Klimaneutraler Schiffstreibstoff aus Abwasser

Klimaneutraler Schiffstreibstoff aus Abwasser

Auf dem Gelände des Mannheimer Klärwerkes wurde am 24. März die erste Demonstrationsanlage in Betrieb genommen, die Biogas aus Abwasser in klimaneutrales Methanol umwandelt.

Containerschiff im Hafen
Die Schifffahrt ist nach Schätzungen von Fachleuten für rund drei Prozent der weltweiten Treibhausgasemissionen verantwortlich.

Methanol ist eine begehrte Chemikalie, die unter anderem zur Treibstoffproduktion genutzt wird und aus fossilen Rohstoffen besteht. Das Start-up Icodos – eine Ausgründung des Karlsruher Instituts für Technologie (KIT) – hat eine umweltfreundliche Alternative zur Herstellung der Allzweckchemikalie entwickelt: Statt Erdöl und Erdgas wird Biogas aus Abfallströmen wie Klärschlamm als Rohstoffquelle in Verbindung mit erneuerbarem Strom zur Erzeugung von Biomethan und e-Methanol genutzt. Im Mannheimer Klärwerk wurde am 24. März die erste Demonstrationsanlage zur Herstellung von klimaneutralem Methanol als Schiffstreibstoff feierlich eröffnet.

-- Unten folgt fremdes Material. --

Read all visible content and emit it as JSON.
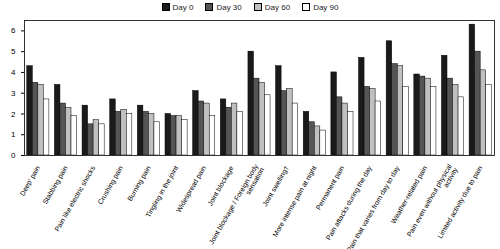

Kombiniertes Verfahren zur Herstellung von e-Methanol

Bei herkömmlichen Verfahren zur Herstellung von sogenanntem e-Methanol erfolgt die CO₂-Abscheidung und die Methanolsynthese getrennt. Um das Methanol als Treibstoff nutzen zu können, muss das Gas aufwendig aufbereitet werden. Mit der von Icodos entwickelten Technologie kann das aus dem Abwasser der Kläranlage erzeugte Biogas zu hochwertigem Biomethan aufbereitet und gleichzeitig aus dem anfallenden CO₂ grünes e-Methanol hergestellt werden. Dafür wird Kohlenstoffdioxid (CO₂) aus dem Biogas abgetrennt und mit zusätzlichem grünem Wasserstoff (H₂) aus einer Wasserelektrolyse in einem kombinierten Verfahren zu Methanol umgewandelt. Icodos zufolge ist diese Methode die derzeit „effizienteste CO₂-Abscheidungstechnologie“.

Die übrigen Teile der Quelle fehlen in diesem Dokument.